Un mulâtre espagnol vint me recevoir, et m’introduisit dans une salle où le sénhor Gonçalvès, ses deux fils et un blanc qui avait été maître d’équipage sur un vaisseau de guerre portugais, étaient à déjeuner.

La pièce où j’entrai me causa une surprise extrême ; elle était planchéiée, les fenêtres avaient des jalousies vertes, le plafond était tapissé de blanc, la muraille soigneusement enduite et décorée de jolis dessins faits au pinceau ; enfin, sur la table couverte d’une nappe très blanche, se voyaient toutes sortes de bonnes choses. Le sénhor Gonçalvès, un vieux gentleman d’une courtoisie charmante, me fit l’accueil le plus cordial ; et, m’engageant à ne pas faire de cérémonie, il m’invita à me mettre à table. Je ne demandais pas mieux, et profitai amplement du meilleur repas que j’eusse fait depuis bien des jours. La cuisine était excellente ; des biscuits, du beurre et d’autres friandises s’ajoutaient au solide, et s’arrosèrent de vinho tinto, suivi du café.

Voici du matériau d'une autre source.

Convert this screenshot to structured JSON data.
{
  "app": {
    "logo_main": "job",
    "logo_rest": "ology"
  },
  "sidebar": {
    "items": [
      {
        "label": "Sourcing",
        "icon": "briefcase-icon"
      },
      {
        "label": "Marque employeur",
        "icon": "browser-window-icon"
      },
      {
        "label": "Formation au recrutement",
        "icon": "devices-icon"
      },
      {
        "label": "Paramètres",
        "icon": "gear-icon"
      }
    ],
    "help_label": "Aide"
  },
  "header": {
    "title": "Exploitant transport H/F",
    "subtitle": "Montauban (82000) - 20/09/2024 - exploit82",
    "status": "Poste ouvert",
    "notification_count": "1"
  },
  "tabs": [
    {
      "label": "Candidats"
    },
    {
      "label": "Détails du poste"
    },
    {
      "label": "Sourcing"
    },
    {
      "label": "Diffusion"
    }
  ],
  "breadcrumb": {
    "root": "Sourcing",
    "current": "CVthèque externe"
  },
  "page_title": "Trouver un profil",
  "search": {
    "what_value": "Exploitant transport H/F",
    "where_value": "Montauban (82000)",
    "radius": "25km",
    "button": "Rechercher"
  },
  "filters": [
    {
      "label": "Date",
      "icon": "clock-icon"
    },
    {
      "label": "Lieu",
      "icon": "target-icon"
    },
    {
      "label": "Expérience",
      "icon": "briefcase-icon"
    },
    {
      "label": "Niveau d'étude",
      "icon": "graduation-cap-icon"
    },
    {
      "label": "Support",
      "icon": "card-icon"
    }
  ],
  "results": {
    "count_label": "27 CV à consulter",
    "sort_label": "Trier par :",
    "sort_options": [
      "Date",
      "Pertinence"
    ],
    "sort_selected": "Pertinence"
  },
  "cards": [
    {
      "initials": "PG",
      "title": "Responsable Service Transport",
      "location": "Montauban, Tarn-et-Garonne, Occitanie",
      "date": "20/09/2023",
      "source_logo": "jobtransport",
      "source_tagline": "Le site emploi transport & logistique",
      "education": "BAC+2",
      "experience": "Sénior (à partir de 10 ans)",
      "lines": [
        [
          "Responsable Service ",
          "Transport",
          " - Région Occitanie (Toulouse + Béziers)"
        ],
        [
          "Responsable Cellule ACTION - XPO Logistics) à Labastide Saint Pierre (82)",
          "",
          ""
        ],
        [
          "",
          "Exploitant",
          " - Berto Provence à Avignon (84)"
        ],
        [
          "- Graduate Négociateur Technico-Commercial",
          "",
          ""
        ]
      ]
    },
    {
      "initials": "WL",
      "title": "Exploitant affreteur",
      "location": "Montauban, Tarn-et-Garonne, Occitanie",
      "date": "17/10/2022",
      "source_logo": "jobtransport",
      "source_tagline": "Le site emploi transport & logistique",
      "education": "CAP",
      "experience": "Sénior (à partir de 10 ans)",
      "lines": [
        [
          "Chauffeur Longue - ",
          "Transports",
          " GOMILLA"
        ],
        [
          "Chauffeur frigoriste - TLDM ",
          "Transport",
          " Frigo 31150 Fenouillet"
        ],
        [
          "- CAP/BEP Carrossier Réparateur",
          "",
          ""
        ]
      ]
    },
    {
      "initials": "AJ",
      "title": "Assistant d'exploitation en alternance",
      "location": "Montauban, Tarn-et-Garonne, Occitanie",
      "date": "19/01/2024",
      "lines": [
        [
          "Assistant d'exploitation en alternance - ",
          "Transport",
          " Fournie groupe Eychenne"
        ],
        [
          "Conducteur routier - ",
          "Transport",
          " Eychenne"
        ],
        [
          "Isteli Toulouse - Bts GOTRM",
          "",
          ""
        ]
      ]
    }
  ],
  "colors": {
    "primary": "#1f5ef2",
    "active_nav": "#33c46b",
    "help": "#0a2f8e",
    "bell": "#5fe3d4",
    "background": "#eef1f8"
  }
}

Après le déjeuner, Gonçalvès me montra son domaine et me raconta son histoire. Il avait débuté par être dans la marine ; fatigué de la vie errante, il s’était arrêté dans l’Angola et fixé dans le Bihé. Ruiné deux fois par l’incendie, il avait recommencé avec des capitaux d’emprunt, dont l’intérêt usuraire avait d’abord absorbé presque tout le bénéfice ; puis les affaires ayant grandi, il s’était libéré et avait eu lieu d’être satisfait.

Au bout de trente ans de cette vie laborieuse, il était retourné à Lisbonne avec l’intention d’y finir paisiblement ses jours ; mais les amis qu’il y avait laissés étaient morts, il n’était plus assez jeune pour en faire de nouveaux ; bref, après trois ans d’absence, il était revenu dans le Bihé. Son retour ne datait que de trois semaines.

Avant de partir pour Lisbonne, il avait du blé, de la vigne, un jardin rempli de légumes d’Europe ; et froment, raisin et légumes venaient à merveille ; mais, en son absence, tout s’était perdu faute de soins ; il ne lui restait que ses oranges, les plus belles et les meilleures qu’on pût voir, et une haie de rosiers de trente pieds de haut, alors en pleine fleur.